Many of the drills have variations which provide coaches the option to simplify them or make them more challenging, depending on the age group and skill level of the players.

“You don’t want to give five or six-year-old players too much information, so the drills are simple in order not to overcomplicate things. It’s also recommended that you don’t change what they are doing too often, whereas with older groups you can be more creative,” Theodorou says.

In addition to assisting coaches with an overarching training program, SoccerPLAY allows football departments an unprecedented ability to track individual player development.

“The player tracking is awesome. You can record a player’s results in agility tests, beep tests, sprint tests and so forth then track how they improve over the course of the year. At Heidelberg we aim to do these three or four times over the year to measure their developments,” Theodorou says.

“You can also track how players are performing in matches by uploading statistics and video snippets to their profile. For example, you can upload clips of a player doing something really well or if they’ve made a mistake, then you can show them the footage in order to identify learning opportunities.”
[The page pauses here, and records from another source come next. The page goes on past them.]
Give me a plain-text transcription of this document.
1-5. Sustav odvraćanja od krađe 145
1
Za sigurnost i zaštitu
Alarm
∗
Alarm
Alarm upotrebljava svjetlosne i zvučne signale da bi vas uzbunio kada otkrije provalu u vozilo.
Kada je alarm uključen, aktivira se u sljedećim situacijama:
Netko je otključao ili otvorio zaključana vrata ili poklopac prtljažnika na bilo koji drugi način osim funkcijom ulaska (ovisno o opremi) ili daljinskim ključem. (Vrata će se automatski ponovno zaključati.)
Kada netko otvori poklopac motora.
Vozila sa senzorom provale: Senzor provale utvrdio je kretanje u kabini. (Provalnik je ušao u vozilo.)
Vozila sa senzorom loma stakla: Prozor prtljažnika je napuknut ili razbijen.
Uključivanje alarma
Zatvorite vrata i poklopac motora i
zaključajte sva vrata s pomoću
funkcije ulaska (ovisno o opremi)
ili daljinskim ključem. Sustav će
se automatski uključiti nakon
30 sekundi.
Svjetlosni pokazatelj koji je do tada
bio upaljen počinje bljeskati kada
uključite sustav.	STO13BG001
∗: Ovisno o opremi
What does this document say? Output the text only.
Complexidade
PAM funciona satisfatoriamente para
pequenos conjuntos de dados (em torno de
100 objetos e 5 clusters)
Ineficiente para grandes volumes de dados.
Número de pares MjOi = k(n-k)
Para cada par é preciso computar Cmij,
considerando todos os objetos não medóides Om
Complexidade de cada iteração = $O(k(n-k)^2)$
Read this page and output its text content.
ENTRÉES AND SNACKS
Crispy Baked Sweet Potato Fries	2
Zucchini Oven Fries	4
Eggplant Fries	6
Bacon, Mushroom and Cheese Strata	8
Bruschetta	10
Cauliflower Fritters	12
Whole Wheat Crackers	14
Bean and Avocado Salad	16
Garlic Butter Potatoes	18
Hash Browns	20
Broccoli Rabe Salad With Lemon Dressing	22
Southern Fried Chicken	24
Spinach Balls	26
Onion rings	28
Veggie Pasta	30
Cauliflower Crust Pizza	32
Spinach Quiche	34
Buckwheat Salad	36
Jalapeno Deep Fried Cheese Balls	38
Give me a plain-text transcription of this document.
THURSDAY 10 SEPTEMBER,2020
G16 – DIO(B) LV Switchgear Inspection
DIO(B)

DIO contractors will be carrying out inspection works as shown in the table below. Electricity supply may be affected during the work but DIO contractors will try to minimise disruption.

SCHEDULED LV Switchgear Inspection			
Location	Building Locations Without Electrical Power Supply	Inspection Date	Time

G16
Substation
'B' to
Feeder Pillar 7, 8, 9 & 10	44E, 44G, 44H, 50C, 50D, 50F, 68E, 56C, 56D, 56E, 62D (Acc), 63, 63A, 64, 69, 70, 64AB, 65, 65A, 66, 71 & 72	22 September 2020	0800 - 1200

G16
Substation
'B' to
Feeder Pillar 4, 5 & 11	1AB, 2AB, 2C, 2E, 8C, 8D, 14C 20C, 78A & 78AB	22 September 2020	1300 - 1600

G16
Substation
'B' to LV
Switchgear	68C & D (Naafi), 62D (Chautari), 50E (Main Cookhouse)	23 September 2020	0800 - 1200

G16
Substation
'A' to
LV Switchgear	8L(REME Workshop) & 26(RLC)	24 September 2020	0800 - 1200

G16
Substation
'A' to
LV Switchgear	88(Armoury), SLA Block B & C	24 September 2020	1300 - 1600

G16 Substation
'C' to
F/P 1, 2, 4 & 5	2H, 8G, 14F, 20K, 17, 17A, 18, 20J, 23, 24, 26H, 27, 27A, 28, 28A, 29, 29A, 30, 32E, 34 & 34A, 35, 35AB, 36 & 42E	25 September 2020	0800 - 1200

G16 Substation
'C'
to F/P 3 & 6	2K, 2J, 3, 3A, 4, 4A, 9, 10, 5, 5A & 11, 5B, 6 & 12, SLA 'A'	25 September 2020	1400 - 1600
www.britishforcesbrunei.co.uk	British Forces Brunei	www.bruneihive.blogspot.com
The key to SoccerPLAY’s effectiveness is the calibre of its designers, Dutch football experts Patrick Ladru, Bram Meurs and David Zonneveld. All three have all had distinguished careers within football, specifically youth development and education.

Among their many achievements, Ladru was a youth manager and then scout at AFC Ajax, Meurs played at PSV Eindhoven and now operates as a sports psychologist, and Zonneveld served as a youth coach at FC Volendam and now specialises in motorised learning for children.

“Ladru has worked with Johan Cruyff and the likes, he creates many of the exercises himself. Bram focuses more on the mental components of the system and what sort of actions players need to do off the ball and then there’s David, who specialises in teaching players behaviours and habits,” Theodorou says.

In Australia, SoccerPLAY is just beginning to gain traction with Heidelberg United being one of the first clubs to adopt the system.

As an active user of the program, Theodorou believes Australian football should be more open to stepping away from traditional practices and embracing new ideas.

“This is where FFA and FFV are missing the mark. Our national youth teams are not making World Cups so how are our seniors going to make World Cups in the future?” he says.

“The coaches that have embraced SoccerPLAY here think it’s unbelievable, its designed to be simple and effective.”